La dixième Conférences des Parties à la Convention de la diversité biologique (CDB) a débuté le 18 octobre à Nagoya (Japon). Les négociations sont censées conduire à un accord sur de nouveaux objectifs pour stopper la perte de biodiversité d'ici 2020 et dégager les moyens nécessaires pour y parvenir. Cette convention est organisée par l'ONU qui avait décrété 2010 année internationale de la biodiversité, pour enrayer la perte de biodiversité.
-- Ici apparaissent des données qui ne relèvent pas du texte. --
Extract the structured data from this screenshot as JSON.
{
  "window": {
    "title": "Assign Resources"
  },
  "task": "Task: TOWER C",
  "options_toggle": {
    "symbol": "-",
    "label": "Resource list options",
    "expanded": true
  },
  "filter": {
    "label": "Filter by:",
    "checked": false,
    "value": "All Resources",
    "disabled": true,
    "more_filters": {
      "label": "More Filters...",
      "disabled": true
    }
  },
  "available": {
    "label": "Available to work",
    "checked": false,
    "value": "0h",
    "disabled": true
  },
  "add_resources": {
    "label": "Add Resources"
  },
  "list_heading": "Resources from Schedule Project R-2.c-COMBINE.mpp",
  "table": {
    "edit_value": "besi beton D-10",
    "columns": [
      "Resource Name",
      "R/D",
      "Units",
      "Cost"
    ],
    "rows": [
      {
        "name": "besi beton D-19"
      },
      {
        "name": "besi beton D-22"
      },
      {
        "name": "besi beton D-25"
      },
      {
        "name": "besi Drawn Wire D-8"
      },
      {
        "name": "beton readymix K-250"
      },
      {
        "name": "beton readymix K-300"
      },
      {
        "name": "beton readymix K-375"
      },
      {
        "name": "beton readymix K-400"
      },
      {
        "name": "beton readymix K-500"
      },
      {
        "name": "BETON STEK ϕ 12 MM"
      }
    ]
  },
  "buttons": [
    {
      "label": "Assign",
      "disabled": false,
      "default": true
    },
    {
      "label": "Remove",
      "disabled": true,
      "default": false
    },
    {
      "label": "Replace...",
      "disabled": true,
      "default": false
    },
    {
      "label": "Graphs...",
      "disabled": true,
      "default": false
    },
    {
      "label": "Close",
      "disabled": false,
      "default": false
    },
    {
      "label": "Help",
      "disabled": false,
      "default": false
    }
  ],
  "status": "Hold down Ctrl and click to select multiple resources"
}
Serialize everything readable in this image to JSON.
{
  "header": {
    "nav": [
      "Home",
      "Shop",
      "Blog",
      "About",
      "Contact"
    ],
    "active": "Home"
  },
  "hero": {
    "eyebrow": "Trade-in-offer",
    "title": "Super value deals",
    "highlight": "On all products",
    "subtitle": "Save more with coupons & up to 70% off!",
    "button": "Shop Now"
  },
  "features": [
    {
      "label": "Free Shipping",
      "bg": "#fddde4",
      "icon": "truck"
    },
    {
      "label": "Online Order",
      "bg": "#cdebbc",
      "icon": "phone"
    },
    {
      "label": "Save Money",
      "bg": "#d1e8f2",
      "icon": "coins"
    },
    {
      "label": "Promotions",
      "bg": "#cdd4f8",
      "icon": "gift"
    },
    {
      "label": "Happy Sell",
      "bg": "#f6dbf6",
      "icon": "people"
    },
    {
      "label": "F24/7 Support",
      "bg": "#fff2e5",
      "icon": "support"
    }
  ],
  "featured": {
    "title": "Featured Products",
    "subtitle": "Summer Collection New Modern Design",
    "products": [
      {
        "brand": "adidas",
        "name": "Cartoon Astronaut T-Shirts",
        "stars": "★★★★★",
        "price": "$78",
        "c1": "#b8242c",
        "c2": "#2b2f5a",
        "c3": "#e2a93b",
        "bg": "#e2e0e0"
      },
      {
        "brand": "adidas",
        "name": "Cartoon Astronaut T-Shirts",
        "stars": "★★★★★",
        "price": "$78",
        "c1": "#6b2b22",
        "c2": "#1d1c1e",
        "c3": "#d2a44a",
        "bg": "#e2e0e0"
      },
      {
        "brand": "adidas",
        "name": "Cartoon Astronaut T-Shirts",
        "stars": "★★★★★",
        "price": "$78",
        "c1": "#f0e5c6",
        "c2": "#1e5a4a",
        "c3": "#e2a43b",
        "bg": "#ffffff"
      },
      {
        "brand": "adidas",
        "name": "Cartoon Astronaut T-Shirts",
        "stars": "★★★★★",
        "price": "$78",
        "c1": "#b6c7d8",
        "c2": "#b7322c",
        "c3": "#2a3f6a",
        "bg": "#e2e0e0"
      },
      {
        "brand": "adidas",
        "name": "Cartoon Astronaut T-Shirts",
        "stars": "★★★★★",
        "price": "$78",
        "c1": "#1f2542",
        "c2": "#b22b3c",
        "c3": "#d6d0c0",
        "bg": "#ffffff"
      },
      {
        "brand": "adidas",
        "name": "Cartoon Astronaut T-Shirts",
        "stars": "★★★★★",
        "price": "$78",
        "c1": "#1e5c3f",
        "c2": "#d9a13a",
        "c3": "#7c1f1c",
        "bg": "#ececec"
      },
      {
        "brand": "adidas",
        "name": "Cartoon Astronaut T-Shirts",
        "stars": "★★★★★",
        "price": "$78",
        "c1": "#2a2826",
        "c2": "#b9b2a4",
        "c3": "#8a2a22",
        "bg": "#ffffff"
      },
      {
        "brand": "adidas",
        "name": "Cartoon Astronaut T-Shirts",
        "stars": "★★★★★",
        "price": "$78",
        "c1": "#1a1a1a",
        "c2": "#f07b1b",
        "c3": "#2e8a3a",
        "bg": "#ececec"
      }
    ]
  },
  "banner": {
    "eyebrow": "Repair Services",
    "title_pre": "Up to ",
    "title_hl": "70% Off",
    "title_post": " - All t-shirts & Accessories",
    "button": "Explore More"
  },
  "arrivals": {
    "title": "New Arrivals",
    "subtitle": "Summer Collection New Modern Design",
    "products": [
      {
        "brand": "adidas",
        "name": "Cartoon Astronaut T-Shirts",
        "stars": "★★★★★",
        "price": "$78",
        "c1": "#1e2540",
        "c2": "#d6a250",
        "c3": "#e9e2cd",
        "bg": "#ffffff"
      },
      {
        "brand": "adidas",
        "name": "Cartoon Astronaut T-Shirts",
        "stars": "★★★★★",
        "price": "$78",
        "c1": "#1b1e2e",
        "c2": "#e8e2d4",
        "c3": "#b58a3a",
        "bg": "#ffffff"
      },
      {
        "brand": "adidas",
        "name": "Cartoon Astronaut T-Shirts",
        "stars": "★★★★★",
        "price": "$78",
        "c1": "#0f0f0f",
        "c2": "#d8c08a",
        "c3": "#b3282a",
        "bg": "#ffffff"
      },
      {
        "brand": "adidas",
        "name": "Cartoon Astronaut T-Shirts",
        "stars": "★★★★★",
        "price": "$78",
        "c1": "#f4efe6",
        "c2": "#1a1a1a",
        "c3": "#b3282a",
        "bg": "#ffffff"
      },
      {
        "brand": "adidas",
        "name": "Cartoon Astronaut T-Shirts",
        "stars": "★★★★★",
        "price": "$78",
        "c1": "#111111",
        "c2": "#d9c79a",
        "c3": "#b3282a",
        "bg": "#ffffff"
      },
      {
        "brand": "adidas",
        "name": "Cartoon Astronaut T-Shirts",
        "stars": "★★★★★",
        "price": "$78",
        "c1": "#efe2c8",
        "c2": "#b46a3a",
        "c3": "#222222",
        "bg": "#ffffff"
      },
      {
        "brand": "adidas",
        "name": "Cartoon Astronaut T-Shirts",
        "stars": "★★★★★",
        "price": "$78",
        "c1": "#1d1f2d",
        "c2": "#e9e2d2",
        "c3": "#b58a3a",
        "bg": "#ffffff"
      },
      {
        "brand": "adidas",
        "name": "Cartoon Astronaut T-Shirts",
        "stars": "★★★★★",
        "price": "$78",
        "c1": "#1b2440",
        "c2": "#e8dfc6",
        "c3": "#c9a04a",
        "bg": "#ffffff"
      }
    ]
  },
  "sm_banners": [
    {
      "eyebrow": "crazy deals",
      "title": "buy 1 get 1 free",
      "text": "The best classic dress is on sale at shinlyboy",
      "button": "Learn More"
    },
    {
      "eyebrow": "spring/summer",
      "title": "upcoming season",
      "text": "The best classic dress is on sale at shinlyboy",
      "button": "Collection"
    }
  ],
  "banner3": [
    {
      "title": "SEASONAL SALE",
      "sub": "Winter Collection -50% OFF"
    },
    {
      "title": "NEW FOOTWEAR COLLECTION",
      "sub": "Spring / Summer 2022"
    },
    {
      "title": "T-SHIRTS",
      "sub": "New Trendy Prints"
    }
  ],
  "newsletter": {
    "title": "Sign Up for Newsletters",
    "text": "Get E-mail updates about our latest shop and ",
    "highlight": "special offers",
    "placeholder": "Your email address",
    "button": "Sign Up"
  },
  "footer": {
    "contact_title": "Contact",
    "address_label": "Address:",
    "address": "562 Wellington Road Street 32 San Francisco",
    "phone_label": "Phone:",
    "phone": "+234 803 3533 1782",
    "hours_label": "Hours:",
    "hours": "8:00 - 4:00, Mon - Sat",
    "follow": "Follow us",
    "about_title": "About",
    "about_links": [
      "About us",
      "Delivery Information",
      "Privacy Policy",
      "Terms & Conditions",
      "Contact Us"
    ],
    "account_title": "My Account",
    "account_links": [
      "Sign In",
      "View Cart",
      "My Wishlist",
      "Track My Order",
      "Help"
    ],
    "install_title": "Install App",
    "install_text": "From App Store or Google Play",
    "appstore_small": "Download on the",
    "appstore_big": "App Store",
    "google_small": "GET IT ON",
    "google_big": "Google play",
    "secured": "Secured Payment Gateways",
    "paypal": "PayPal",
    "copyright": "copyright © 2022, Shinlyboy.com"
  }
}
L’édition 2010 du Rapport Planète Vivante, que le WWF vient de publier, montre que les ressources naturelles de la planète ont chuté de 30% au plan global et de 60% dans les Tropiques depuis les années 1970. Dans le même temps la demande des humains en ressources naturelles monte en flèche et dépasse de 50 % ce que notre planète peut soutenir.

L'enjeu est clairement posé, sur le pan éthique mais aussi économique par le parlement européen qui indique que plusieurs études estiment que l’impact de la perte de biodiversité sur la prospérité, qui se chiffre actuellement à quelque 50 milliards d'euros par an, passera à 14 000 milliards d'euros, soit 7 % du PIB annuel estimé, en 2050.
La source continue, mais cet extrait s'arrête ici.